Your thesis, that patriotic conservatism is the force that binds together the otherwise disparate strands of economic conservatism and social conservatism, is absolutely correct in my opinion. This is the missing link that, on a political level, joins us into a functional unity. Without it, we are, politically speaking, little more than a collection of abstract ideas or moral beliefs. With it, we are also a body, we have a concrete identity as a people, and thus the will and ability to defend our threatened culture and sovereignty. The sense of concrete nationhood is something that Americans historically possessed and took for granted, but largely gave up in the half-century following World War II. Several years ago I was discussing with a friend what it is that conservatives have in common, that makes them, despite their differences, conservatives. He said it was “an instinctive love of Western man and Western civilization.” The moment he said that, it hit me with the force of truth. And you are saying a similar thing here, when you describe patriotic conservatism as an instinctive love of America.
You have artfully sidestepped the question of whether neoconservatives would actually share your patriotic conservatism. Their America is, after all, less the substantial country and people that traditional patriots care for, than a mission to bring universal democracy to the world. The same goes for the libertarians, who for the most part do not believe in country per se, or in any whole larger than the individual, but only in freedom. But—and this is an example of the admirable adeptness with which your article has been crafted—you have expressed your fusionism in such positive, attractive, and familiarly American terms, while remaining silent on controversial areas such as immigration and the “propositional nation” idea, that neoconservatives and libertarians may feel drawn to what you’re saying despite themselves.
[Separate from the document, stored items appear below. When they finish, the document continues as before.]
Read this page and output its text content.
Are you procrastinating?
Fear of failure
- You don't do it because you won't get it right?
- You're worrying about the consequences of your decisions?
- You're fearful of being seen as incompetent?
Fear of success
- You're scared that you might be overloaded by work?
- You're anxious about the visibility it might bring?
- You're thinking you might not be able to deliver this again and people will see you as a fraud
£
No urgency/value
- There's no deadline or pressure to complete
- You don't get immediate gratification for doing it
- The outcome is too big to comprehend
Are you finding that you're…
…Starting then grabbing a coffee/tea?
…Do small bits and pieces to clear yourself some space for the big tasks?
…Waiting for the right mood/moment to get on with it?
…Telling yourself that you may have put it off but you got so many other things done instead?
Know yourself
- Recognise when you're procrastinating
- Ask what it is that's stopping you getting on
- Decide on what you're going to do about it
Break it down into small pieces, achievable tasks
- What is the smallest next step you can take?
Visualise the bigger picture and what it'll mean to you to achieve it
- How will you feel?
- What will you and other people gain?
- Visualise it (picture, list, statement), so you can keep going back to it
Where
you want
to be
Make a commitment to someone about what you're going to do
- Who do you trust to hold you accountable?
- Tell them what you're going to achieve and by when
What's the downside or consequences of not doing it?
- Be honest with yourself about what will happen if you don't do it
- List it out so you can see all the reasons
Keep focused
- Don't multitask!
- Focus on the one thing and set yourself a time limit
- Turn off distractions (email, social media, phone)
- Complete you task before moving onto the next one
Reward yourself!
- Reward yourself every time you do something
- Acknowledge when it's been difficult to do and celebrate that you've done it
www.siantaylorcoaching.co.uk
This is no small accomplishment.
Your analysis of the 1990s is spot on. 1995 was indeed the year that conservatism fell apart, when, among other things, the Republicans gave up any attempt to combat the national threats of mass immigration, group rights, multiculturalism, and so on.
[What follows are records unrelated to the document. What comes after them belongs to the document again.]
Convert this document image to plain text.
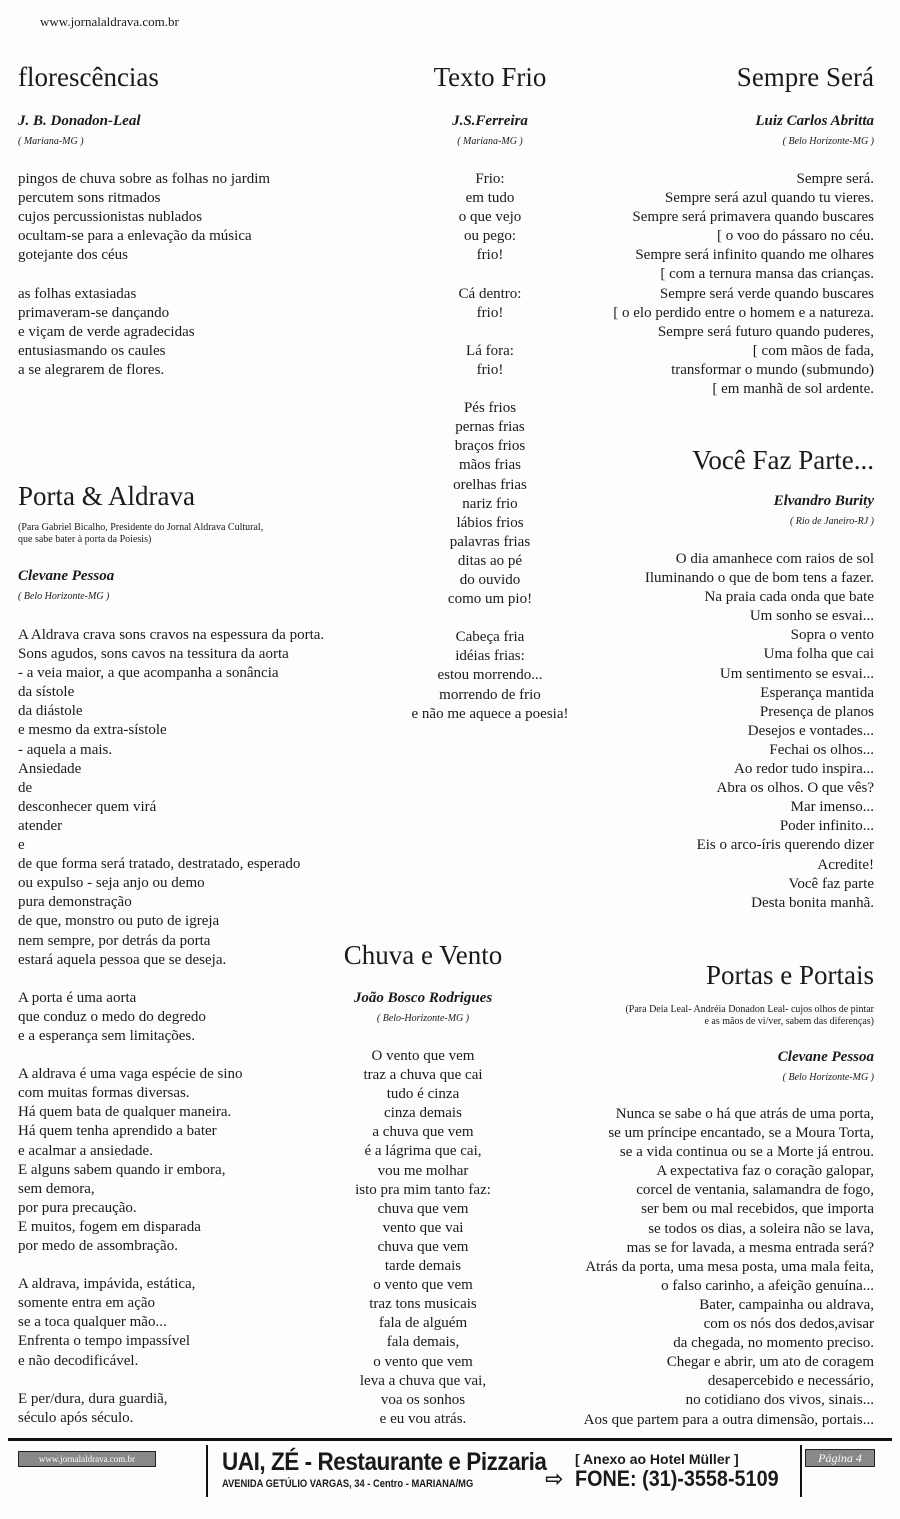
www.jornalaldrava.com.br
florescências
J. B. Donadon-Leal
( Mariana-MG )
pingos de chuva sobre as folhas no jardim
percutem sons ritmados
cujos percussionistas nublados
ocultam-se para a enlevação da música
gotejante dos céus
as folhas extasiadas
primaveram-se dançando
e viçam de verde agradecidas
entusiasmando os caules
a se alegrarem de flores.
Texto Frio
J.S.Ferreira
( Mariana-MG )
Frio:
em tudo
o que vejo
ou pego:
frio!
Cá dentro:
frio!
Lá fora:
frio!
Pés frios
pernas frias
braços frios
mãos frias
orelhas frias
nariz frio
lábios frios
palavras frias
ditas ao pé
do ouvido
como um pio!
Cabeça fria
idéias frias:
estou morrendo...
morrendo de frio
e não me aquece a poesia!
Sempre Será
Luiz Carlos Abritta
( Belo Horizonte-MG )
Sempre será.
Sempre será azul quando tu vieres.
Sempre será primavera quando buscares
[ o voo do pássaro no céu.
Sempre será infinito quando me olhares
[ com a ternura mansa das crianças.
Sempre será verde quando buscares
[ o elo perdido entre o homem e a natureza.
Sempre será futuro quando puderes,
[ com mãos de fada,
transformar o mundo (submundo)
[ em manhã de sol ardente.
Você Faz Parte...
Elvandro Burity
( Rio de Janeiro-RJ )
O dia amanhece com raios de sol
Iluminando o que de bom tens a fazer.
Na praia cada onda que bate
Um sonho se esvai...
Sopra o vento
Uma folha que cai
Um sentimento se esvai...
Esperança mantida
Presença de planos
Desejos e vontades...
Fechai os olhos...
Ao redor tudo inspira...
Abra os olhos. O que vês?
Mar imenso...
Poder infinito...
Eis o arco-íris querendo dizer
Acredite!
Você faz parte
Desta bonita manhã.
Porta & Aldrava
(Para Gabriel Bicalho, Presidente do Jornal Aldrava Cultural,
que sabe bater à porta da Poiesis)
Clevane Pessoa
( Belo Horizonte-MG )
A Aldrava crava sons cravos na espessura da porta.
Sons agudos, sons cavos na tessitura da aorta
- a veia maior, a que acompanha a sonância
da sístole
da diástole
e mesmo da extra-sístole
- aquela a mais.
Ansiedade
de
desconhecer quem virá
atender
e
de que forma será tratado, destratado, esperado
ou expulso - seja anjo ou demo
pura demonstração
de que, monstro ou puto de igreja
nem sempre, por detrás da porta
estará aquela pessoa que se deseja.
A porta é uma aorta
que conduz o medo do degredo
e a esperança sem limitações.
A aldrava é uma vaga espécie de sino
com muitas formas diversas.
Há quem bata de qualquer maneira.
Há quem tenha aprendido a bater
e acalmar a ansiedade.
E alguns sabem quando ir embora,
sem demora,
por pura precaução.
E muitos, fogem em disparada
por medo de assombração.
A aldrava, impávida, estática,
somente entra em ação
se a toca qualquer mão...
Enfrenta o tempo impassível
e não decodificável.
E per/dura, dura guardiã,
século após século.
Chuva e Vento
João Bosco Rodrigues
( Belo-Horizonte-MG )
O vento que vem
traz a chuva que cai
tudo é cinza
cinza demais
a chuva que vem
é a lágrima que cai,
vou me molhar
isto pra mim tanto faz:
chuva que vem
vento que vai
chuva que vem
tarde demais
o vento que vem
traz tons musicais
fala de alguém
fala demais,
o vento que vem
leva a chuva que vai,
voa os sonhos
e eu vou atrás.
Portas e Portais
(Para Deia Leal- Andréia Donadon Leal- cujos olhos de pintar
e as mãos de vi/ver, sabem das diferenças)
Clevane Pessoa
( Belo Horizonte-MG )
Nunca se sabe o há que atrás de uma porta,
se um príncipe encantado, se a Moura Torta,
se a vida continua ou se a Morte já entrou.
A expectativa faz o coração galopar,
corcel de ventania, salamandra de fogo,
ser bem ou mal recebidos, que importa
se todos os dias, a soleira não se lava,
mas se for lavada, a mesma entrada será?
Atrás da porta, uma mesa posta, uma mala feita,
o falso carinho, a afeição genuína...
Bater, campainha ou aldrava,
com os nós dos dedos,avisar
da chegada, no momento preciso.
Chegar e abrir, um ato de coragem
desapercebido e necessário,
no cotidiano dos vivos, sinais...
Aos que partem para a outra dimensão, portais...
www.jornalaldrava.com.br	UAI, ZÉ - Restaurante e Pizzaria
AVENIDA GETÚLIO VARGAS, 34 - Centro - MARIANA/MG
[ Anexo ao Hotel Müller ]
⇨ FONE: (31)-3558-5109
Página 4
The themes in your essay are similar to those in an unpublished article I wrote in February 1996, the day after Buchanan won the New Hampshire primary. In that piece (I was a Buchanan supporter at the time, but later turned away from him because of his attacks on Israel), I hopefully presented Buchanan’s campaign as the harbinger of a new conservative synthesis that is very much like your fusionism. The mainstream conservative movement, I said, consisted of the economic conservatives, the religious conservatives, and the moral neo-conservatives. Each of these factions had a part of the truth, but each of them missed the key, which was nationhood. My idea was that a new politics was needed to supply that key. Like you, I saw national culture and patriotism as the glue that would join the incomplete fragments of conservatism into a viable whole.
There’s really too much in your article to discuss in a letter like this. A panel discussion or perhaps a half-day conference is called for.